Exploring further – anticipatory breach
Counsel whose brief is terminated in a manner as in Opanubi and Olatunji may hinge his claim for breach of contract on the doctrine of anticipatory breach. A claim for damages for anticipatory breach will be available where before performance is due, a client repudiates the contract by either renouncing it or disabling himself from performing it: Universal Cargo Carriers v Citati (1957) 2 KB 401 at 438. Counsel would thereafter be entitled to accept the client’s renunciation by treating the repudiation as an anticipatory breach and ending the contract.
Where counsel opts to accept the client’s repudiation as an anticipatory breach, all contractual obligations under the contract come to an end and are replaced by operation of law with an obligation to pay money damages: Nigerian Supplies Manufacturing Co Ltd v NBC (1967) 1 All NLR 35 at 39. Damages in this regard are assessed by reference to the old obligations: Moschi v Lep Air Services Ltd (1973) AC 331 at 345G-346H. The termination of the briefs in Olatunji and Opanubi constituted an express repudiation of the contracts. It was incumbent on counsel in those cases to accept the repudiation as anticipatory breach. Anticipatory breach must be communicated for it to be effective. Communication is a question of fact, depending on the contractual relationship and the circumstances of the case: Vitol SA v Norelf Ltd (1996) QB 108, 116A-C. It is arguable that commencement of proceedings for breach of contract constituted acceptance of repudiation. However as per Olatunji, this argument can be easily punctured by counsel’s claim for “enforcement of the contract” at the trial court.
An alternative to accepting the client’s repudiation as an anticipatory breach is an affirmation of the contract. If counsel affirms the contract or brief, it will remain in force and counsel would have to await performance on the agreed performance date. In the event of default on the said performance date, counsel may then seek damages for actual breach of the contract. However, given the peculiar nature of the contract (i.e., the briefs), affirming would be virtually impracticable.

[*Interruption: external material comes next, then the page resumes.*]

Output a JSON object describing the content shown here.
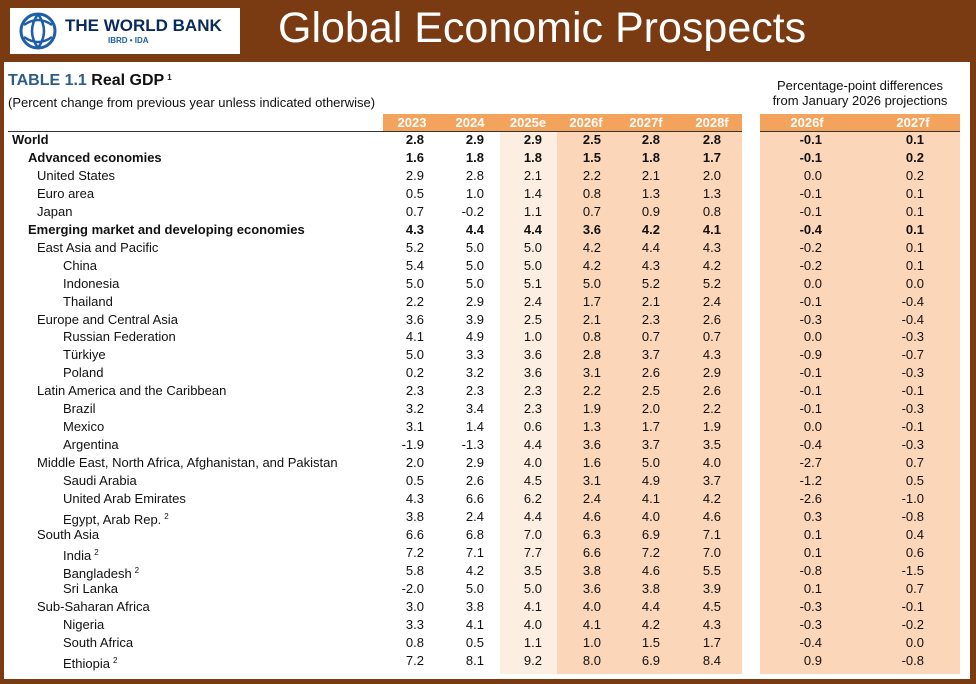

It would amount to counsel attempting to impose themselves on unwilling clients, notwithstanding the termination of the briefs. This will fly in the face of the decision in Peterside v IMB (Nig) Ltd (supra) at 733D-E where the court stated that a party is entitled to counsel of his own choice and nobody, not even the courts, can deny one of that right.
A client has the right to debrief counsel at any time subject to payment of professional fees. Counsel ought to be mindful of potential contractual gaps where the professional fees depends on the amount of debt recovered. Whether a debriefing will constitute a breach of an implied term or anticipatory repudiation, entitling counsel to damages, will depend on the circumstances of each case. Where counsel’s effort has ensured that repayment of debt is on the horizon, a termination would smack of bad faith. Conversely, a client would be justified to debrief counsel for gross negligence, ineffectiveness or abandonment. Accordingly, a client would barely be faulted for terminating a brief without payment, notwithstanding that counsel had spent sleepless nights chasing debtors to pay and had taken all the steps available to ensure payment, where such efforts are fruitless and there appears to be no light at the end of the tunnel.